The record’s production values and Los Angeles pedigree also lead me to think that other jazz-versed session musicians and Baxter associates – players like pianist Eddie Cano, percussionist Larry Bunker and guitarist Howard Roberts – may have been involved. But, alas, that’s pure speculation. Even the publishing company, Nemrac (Carmen spelled backwards), reveals or confirms nothing.
All leads run out early and fast with Carmen Lesay.
2. Bat’ya, Main Theme of Exodus (Chelan C-500)
Compelling creative forces intersected to produce this gem in 1961 or ’62.
The two significant names here are Bat’ya, of course, and Bumps Blackwell, whose orchestra supported her on this date.
Robert “Bumps” Blackwell (1922-1985) was a talent scout, A&R man, songwriter, producer and arranger, a pioneer who helped lay the groundwork for Los Angeles as the pop music capitol of the ‘60s. Though he’d remain a fixture within the Los Angeles music industry well into the 1980s, Blackwell’s name is most frequently associated with early rock ‘n’ roll and soul, and with his championing of Little Richard and Sam Cooke, specifically.

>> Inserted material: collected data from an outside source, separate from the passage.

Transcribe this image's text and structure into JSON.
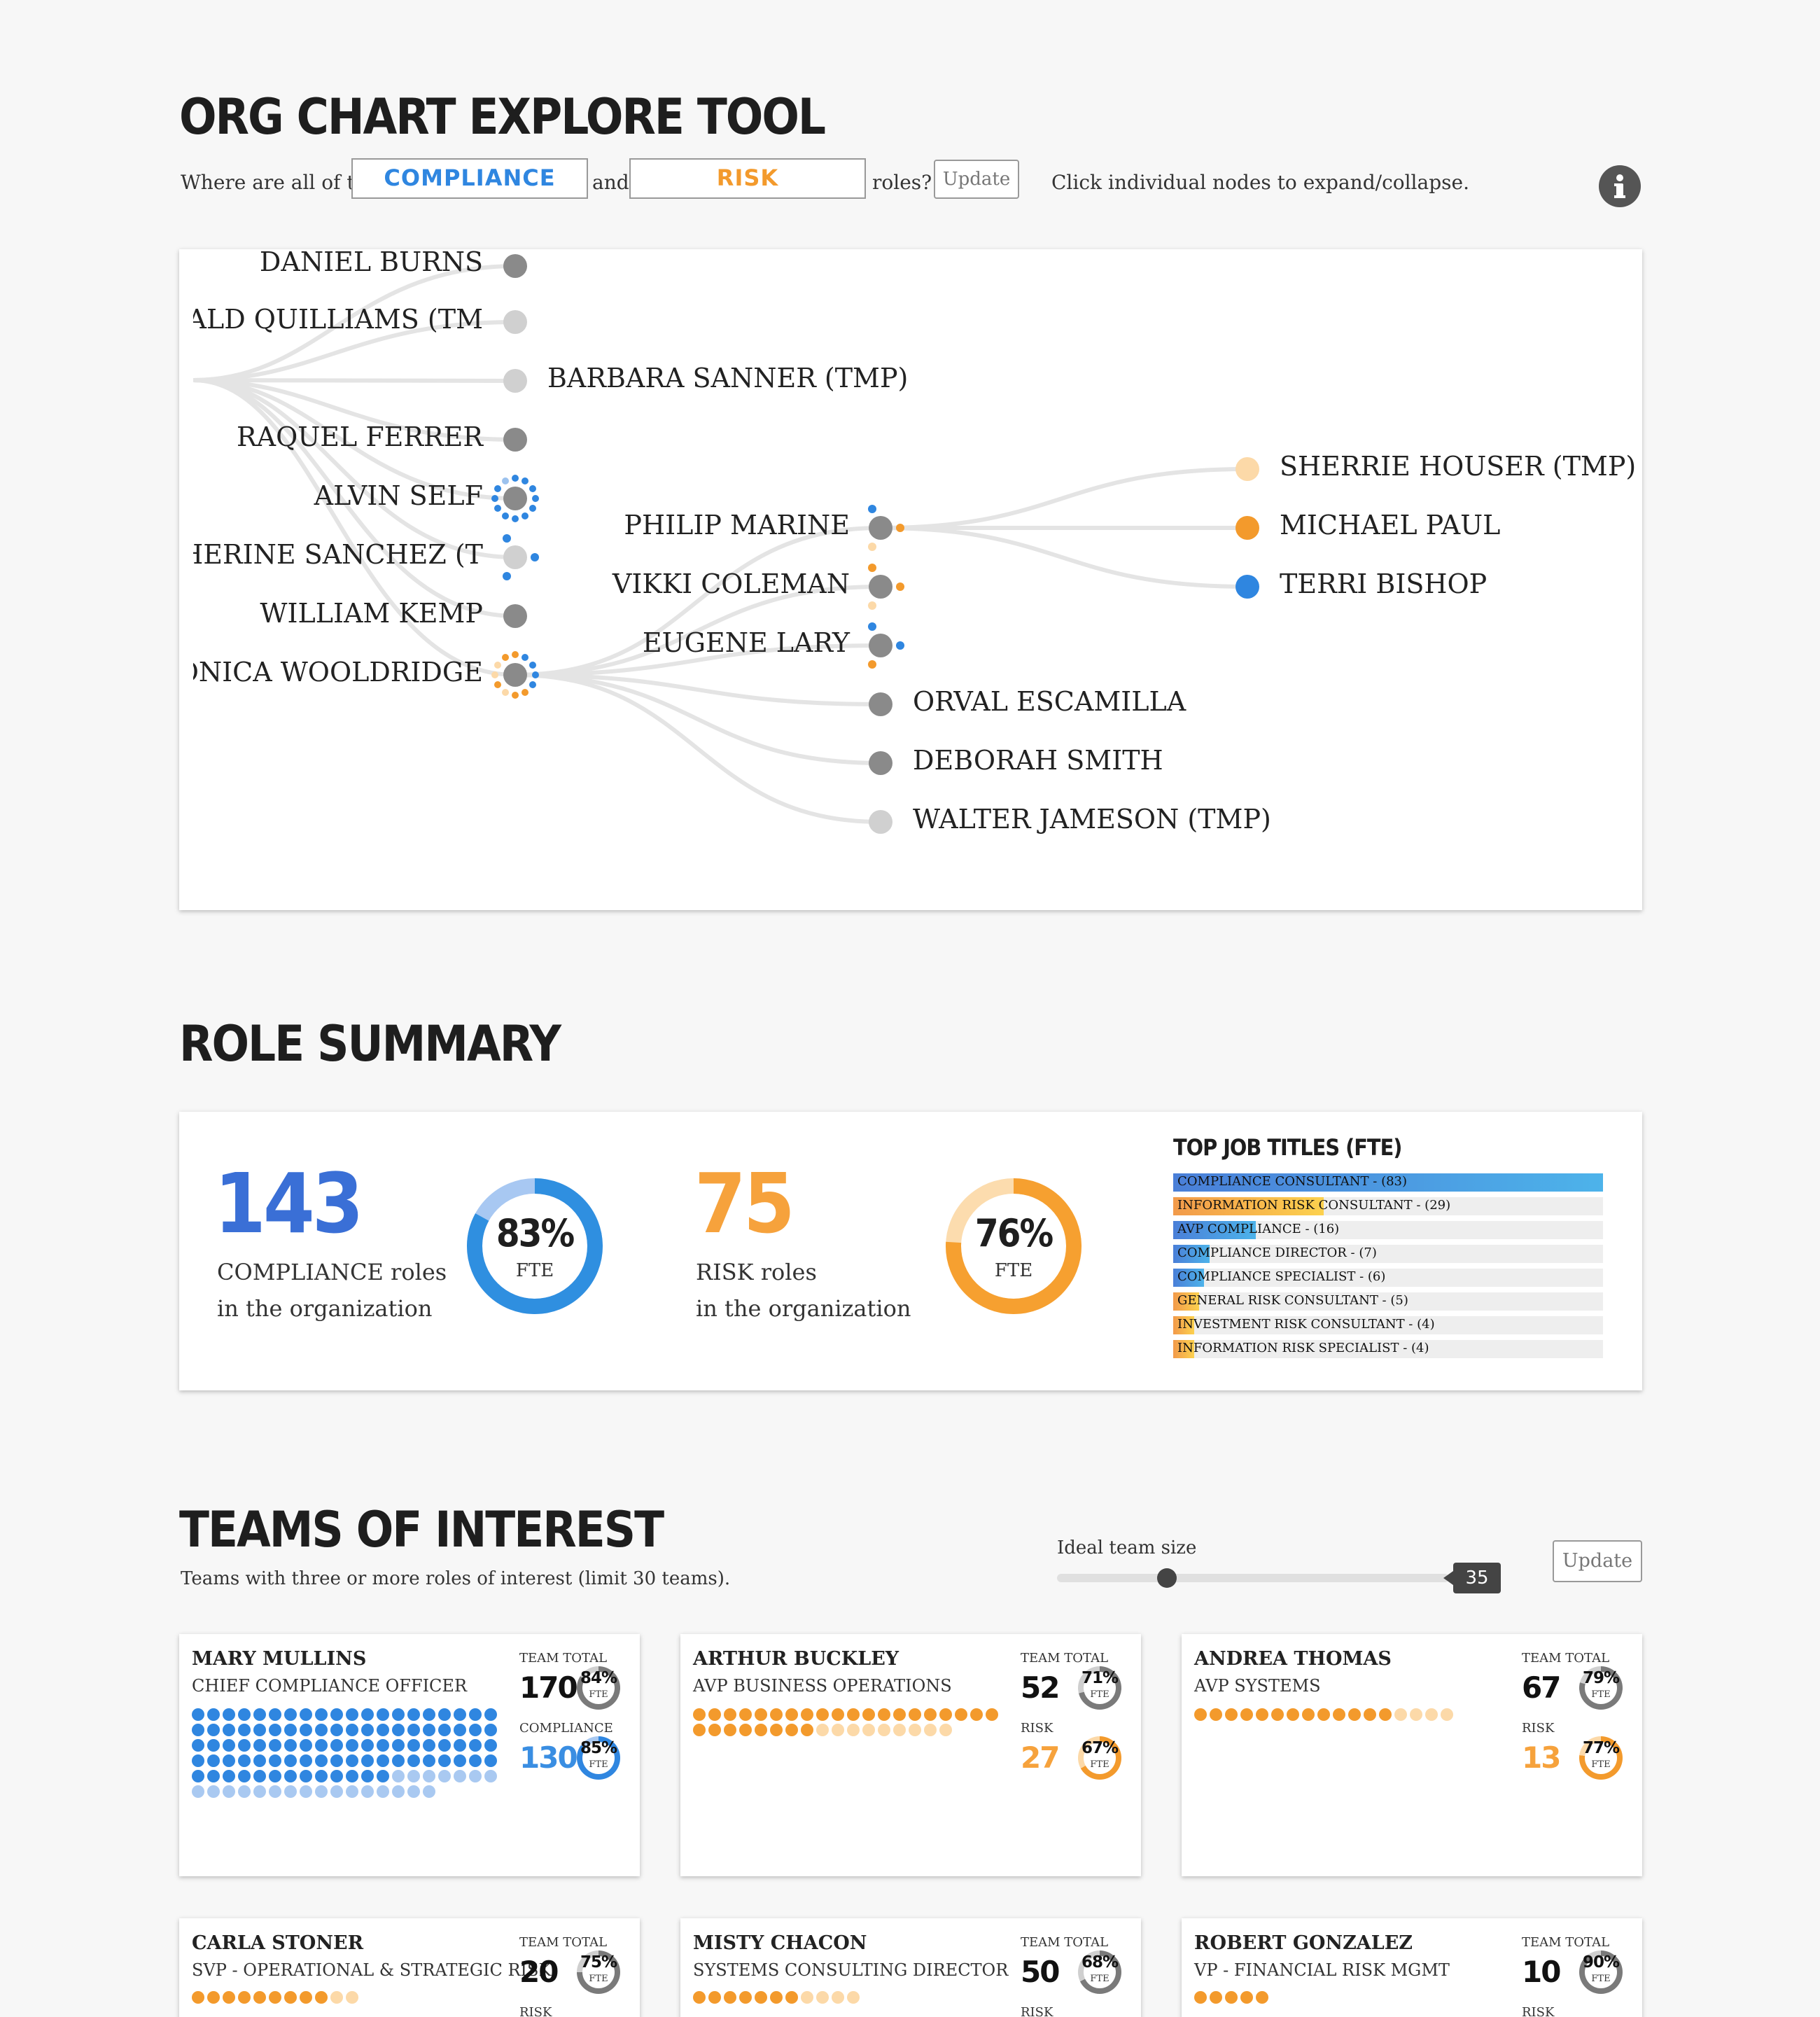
{
  "header": {
    "title": "ORG CHART EXPLORE TOOL",
    "prompt_prefix": "Where are all of the",
    "role1": "COMPLIANCE",
    "connector": "and",
    "role2": "RISK",
    "prompt_suffix": "roles?",
    "update_label": "Update",
    "hint": "Click individual nodes to expand/collapse."
  },
  "colors": {
    "compliance": "#2f86e0",
    "risk": "#f39a2c",
    "node_gray": "#8a8a8a"
  },
  "org_chart": {
    "level1": [
      "DANIEL BURNS",
      "ONALD QUILLIAMS (TM",
      "BARBARA SANNER (TMP)",
      "RAQUEL FERRER",
      "ALVIN SELF",
      "ATHERINE SANCHEZ (T",
      "WILLIAM KEMP",
      "ONICA WOOLDRIDGE"
    ],
    "level2": [
      "PHILIP MARINE",
      "VIKKI COLEMAN",
      "EUGENE LARY",
      "ORVAL ESCAMILLA",
      "DEBORAH SMITH",
      "WALTER JAMESON (TMP)"
    ],
    "level3": [
      "SHERRIE HOUSER (TMP)",
      "MICHAEL PAUL",
      "TERRI BISHOP"
    ]
  },
  "role_summary": {
    "title": "ROLE SUMMARY",
    "compliance_count": "143",
    "compliance_line1": "COMPLIANCE roles",
    "compliance_line2": "in the organization",
    "compliance_fte": "83%",
    "compliance_fte_value": 83,
    "risk_count": "75",
    "risk_line1": "RISK roles",
    "risk_line2": "in the organization",
    "risk_fte": "76%",
    "risk_fte_value": 76,
    "fte_label": "FTE",
    "top_titles_heading": "TOP JOB TITLES (FTE)",
    "top_titles": [
      {
        "label": "COMPLIANCE CONSULTANT - (83)",
        "value": 83,
        "kind": "compliance"
      },
      {
        "label": "INFORMATION RISK CONSULTANT - (29)",
        "value": 29,
        "kind": "risk"
      },
      {
        "label": "AVP COMPLIANCE - (16)",
        "value": 16,
        "kind": "compliance"
      },
      {
        "label": "COMPLIANCE DIRECTOR - (7)",
        "value": 7,
        "kind": "compliance"
      },
      {
        "label": "COMPLIANCE SPECIALIST - (6)",
        "value": 6,
        "kind": "compliance"
      },
      {
        "label": "GENERAL RISK CONSULTANT - (5)",
        "value": 5,
        "kind": "risk"
      },
      {
        "label": "INVESTMENT RISK CONSULTANT - (4)",
        "value": 4,
        "kind": "risk"
      },
      {
        "label": "INFORMATION RISK SPECIALIST - (4)",
        "value": 4,
        "kind": "risk"
      }
    ]
  },
  "teams": {
    "title": "TEAMS OF INTEREST",
    "subtitle": "Teams with three or more roles of interest (limit 30 teams).",
    "slider_label": "Ideal team size",
    "slider_value": "35",
    "slider_fraction": 0.28,
    "update_label": "Update",
    "team_total_label": "TEAM TOTAL",
    "fte_label": "FTE",
    "cards": [
      {
        "name": "MARY MULLINS",
        "title": "CHIEF COMPLIANCE OFFICER",
        "total": "170",
        "total_pct": "84%",
        "role_label": "COMPLIANCE",
        "role_count": "130",
        "role_pct": "85%",
        "kind": "compliance"
      },
      {
        "name": "ARTHUR BUCKLEY",
        "title": "AVP BUSINESS OPERATIONS",
        "total": "52",
        "total_pct": "71%",
        "role_label": "RISK",
        "role_count": "27",
        "role_pct": "67%",
        "kind": "risk"
      },
      {
        "name": "ANDREA THOMAS",
        "title": "AVP SYSTEMS",
        "total": "67",
        "total_pct": "79%",
        "role_label": "RISK",
        "role_count": "13",
        "role_pct": "77%",
        "kind": "risk"
      },
      {
        "name": "CARLA STONER",
        "title": "SVP - OPERATIONAL & STRATEGIC RISK",
        "total": "20",
        "total_pct": "75%",
        "role_label": "RISK",
        "kind": "risk"
      },
      {
        "name": "MISTY CHACON",
        "title": "SYSTEMS CONSULTING DIRECTOR",
        "total": "50",
        "total_pct": "68%",
        "role_label": "RISK",
        "kind": "risk"
      },
      {
        "name": "ROBERT GONZALEZ",
        "title": "VP - FINANCIAL RISK MGMT",
        "total": "10",
        "total_pct": "90%",
        "role_label": "RISK",
        "kind": "risk"
      }
    ]
  }
}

Bat’ya is by far the lesser-known quantity. An Israeli-born, European-trained singer and performer, the one album to her name – Bat’ya Sings Great Israeli Hits – released on Frank Sinatra’s then-new Reprise Records in 1961, reveals little biographically about the singer.
Bat’ya and Blackwell’s collaboration is not as unlikely as it sounds. Blackwell, a skilled musician and bandleader, had a hand in a number of contemporaneous pop, jazz and Latin dates, for starters. But their “Main Theme of Exodus” still sounds like nothing you’d expect. Released on Blackwell’s Chelan Records (a label he’d run off-and-on for over a decade), it capitalizes on the popularity of Ernest Gold’s 1960 Exodus soundtrack theme while sounding nothing like it or, for that matter, Bat’ya’s Great Israeli Hits album. Abstract and otherworldly, Bat’ya is clearly channeling Sumac more than anything else here, summoning the dark spirits from other, more shadowy places.
The 45 – and the elliptical references to a certain Bat’ya scattered in the literature – do nothing in the way of revealing any details of her biography. All of Bat’ya’s documented performances (including, I believe, a few television appearances) in this country can be traced to 1960 or 1961, which lead me to speculate that she did not settle in the states for long. “Cyprus Wine,” this single’s flipside, is another atmospheric and jazzy nightclub original, its songwriting credit to Blackwell along with a mysterious “D. Elyagon” and “I. Miron” (whom I’d guess is Issachar Miron, writer of “Tzena, Tzena, Tzena” and other Jewish folk songs) further compounding the mystery.
3. Sylvie Mora, Taboo (Verve V-10197×45 B)
Subtler shades of Yma than this week’s other two selections but, still, they’re there.
In Mora’s hands, “Taboo” – possibly my favorite of many chestnuts by Ernesto Lecuona, that genius forefather of modern exotica – is given one of its infrequent, and one of its best, vocal readings.
Mora seems to have been a pop and jazz vocalist based, again, on the West Coast, but with just a few scant 45s to her name, I’m obliged to report that she too exhausts further investigation.
This selection, released in 1960, would be the second of Mora’s 45s for New York City-based jazz powerhouse label Verve Records. Both this and her excellent first 45 (with recordings of favorites “Summertime” and ”Misirlou”) were recorded in Los Angeles in August of 1959 under the direction of the great West Coast jazz bandleader, arranger and composer Russ Garcia. Aside from a 1975 45 on Columbia Records, for whom she recorded as Silvia Mora, these would form the extent of Mora’s discography.